A Two-Pronged Attack

As I was reading a blog posting by Sophos's Graham Cluley this morning I saw something familiar, and that was a campaign that I had spent some time blocking last night from home. At least, that's what I thought that I was originally looking at. As it turns out the campaign that Graham was talking about was a phishing campaign, and the one I was dealing with was a malware distribution. The reason for the confusion was due to the fact that both of these were bound for inboxes riding in the exact same emails, and all of these, as Graham states were reminiscent of last week's Commonwealth bank phishing attempts.
The emails themselves arrived posing as email "Setup Notifications". The phishing campaign emails were limited to the subject line "Microsoft Outlook Notification". The emails with the virus attachments however had multiple subject lines such as "Outlook Express Setup Notification", "TheBat Setup Notification, as well as "Microsoft Setup Notification".

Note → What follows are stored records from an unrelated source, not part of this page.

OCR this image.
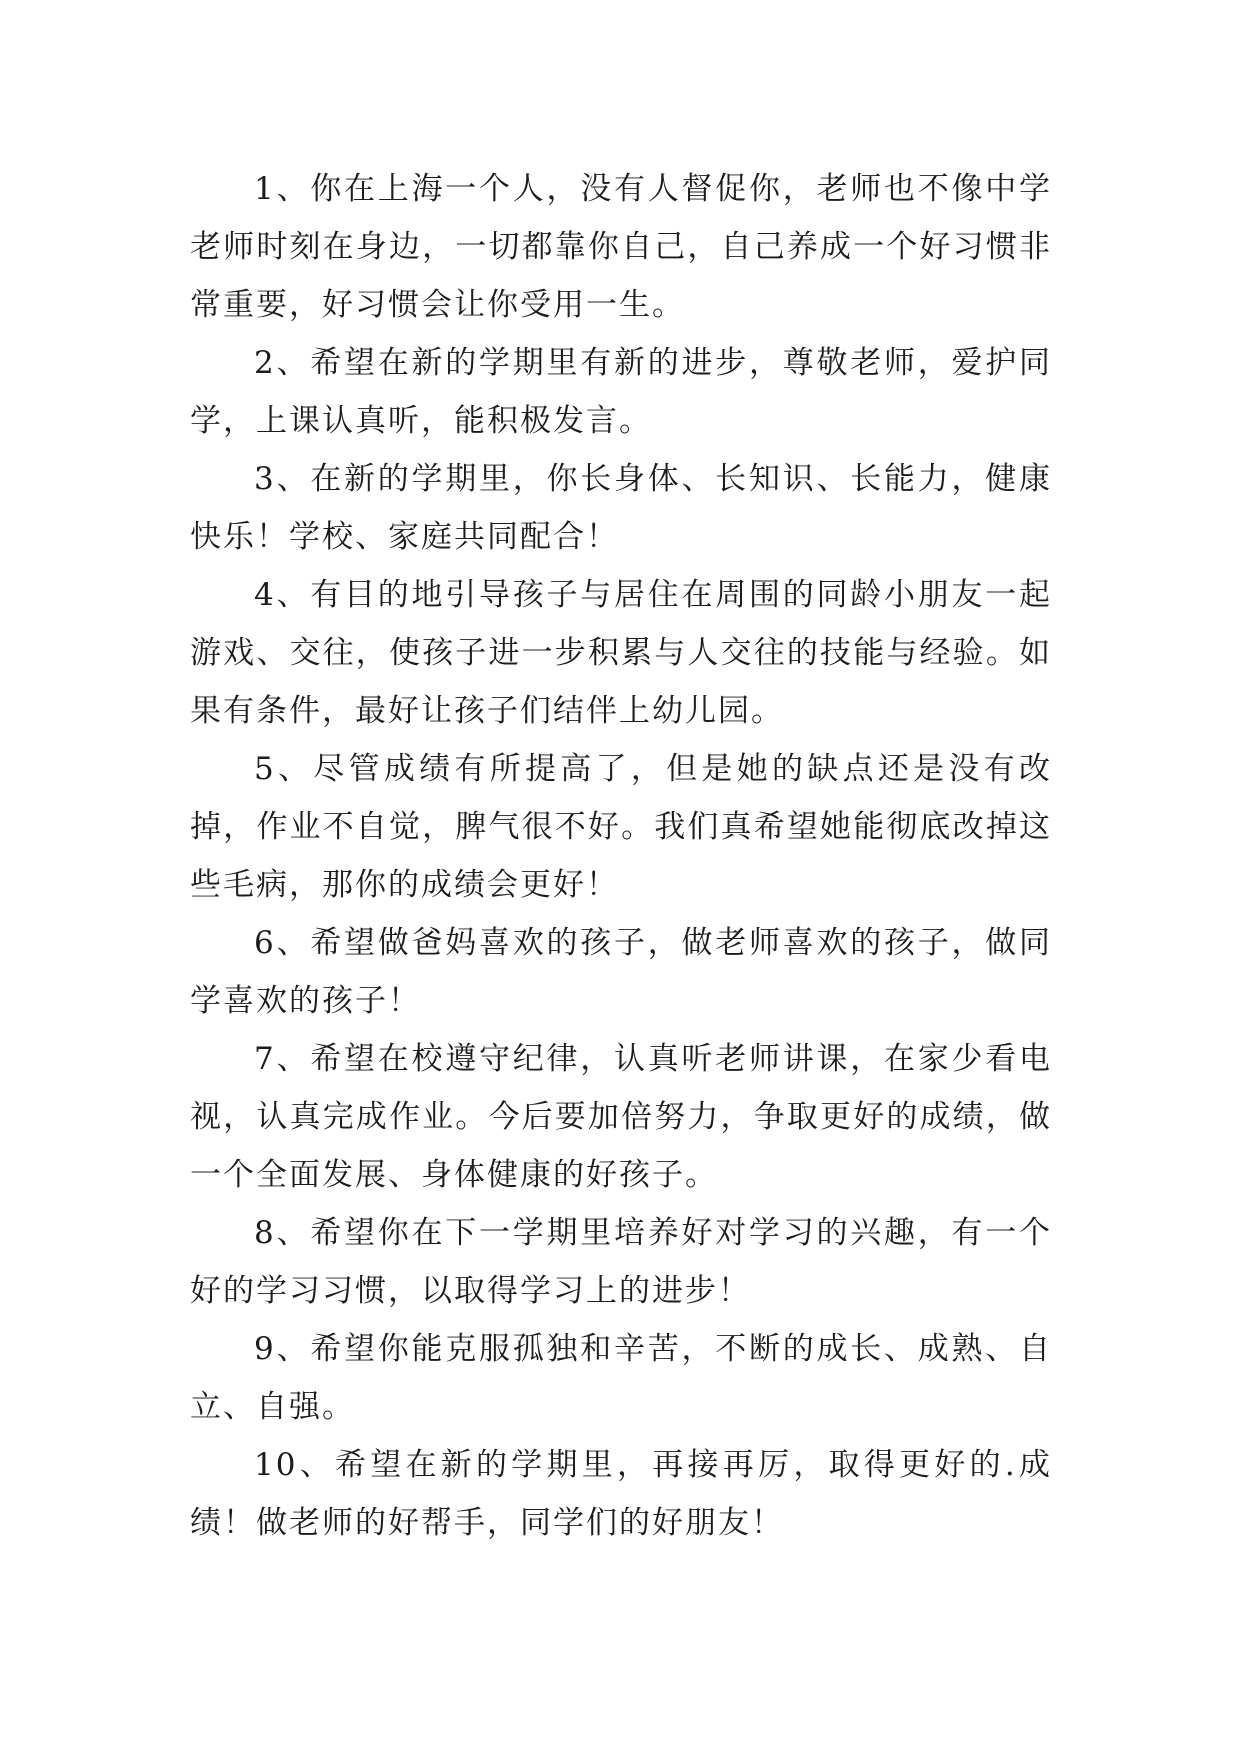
1、你在上海一个人，没有人督促你，老师也不像中学老师时刻在身边，一切都靠你自己，自己养成一个好习惯非常重要，好习惯会让你受用一生。

2、希望在新的学期里有新的进步，尊敬老师，爱护同学，上课认真听，能积极发言。

3、在新的学期里，你长身体、长知识、长能力，健康快乐！学校、家庭共同配合！

4、有目的地引导孩子与居住在周围的同龄小朋友一起游戏、交往，使孩子进一步积累与人交往的技能与经验。如果有条件，最好让孩子们结伴上幼儿园。

5、尽管成绩有所提高了，但是她的缺点还是没有改掉，作业不自觉，脾气很不好。我们真希望她能彻底改掉这些毛病，那你的成绩会更好！

6、希望做爸妈喜欢的孩子，做老师喜欢的孩子，做同学喜欢的孩子！

7、希望在校遵守纪律，认真听老师讲课，在家少看电视，认真完成作业。今后要加倍努力，争取更好的成绩，做一个全面发展、身体健康的好孩子。

8、希望你在下一学期里培养好对学习的兴趣，有一个好的学习习惯，以取得学习上的进步！

9、希望你能克服孤独和辛苦，不断的成长、成熟、自立、自强。

10、希望在新的学期里，再接再厉，取得更好的.成绩！做老师的好帮手，同学们的好朋友！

The Phishing emails all pointed towards one base domain that was also associated with the Commonwealth Bank phishing attack. Once recipients followed this link they would arrive at a webpage made to look like a Microsoft site of sorts. A message on the screen would read "Please re-configure your Microsoft Outlook again. Enter the following information:" It then asks for you to input your mail server address, your email address, and your email password. Neither the email nor the web form explain exactly why you need to do this, but I have an idea.
The same emails with the malware attachments, specifically a file named update_6556.zip had kind of a rocky start as its initial run contained a slew of empty .Zip files. It wasn't until its second attempt with a file named micr_outlook_update_6556.zip did the payload become malicious. This piece of malware is designed to open a backdoor on the victim's pc through which more malware can be delivered at a later time. Early assessement appears as though this particular malware also has the ability to hitch a ride on removable media as well. The file is detected by AppRiver as X.W32/Branvine.A, and we've seen just over a million pieces from this campaign since it began just over 12 hours ago.

We've always known that the same malware authors may try several different vectors to achieve their ultimate goal of looting the bank accounts of their victims, but it certainly is a rarity to see them use the exact same vehicle to deliver very different approaches. These also come at a time when zero-day virus totals have ramped back up similar in volume to the days before McColo fell.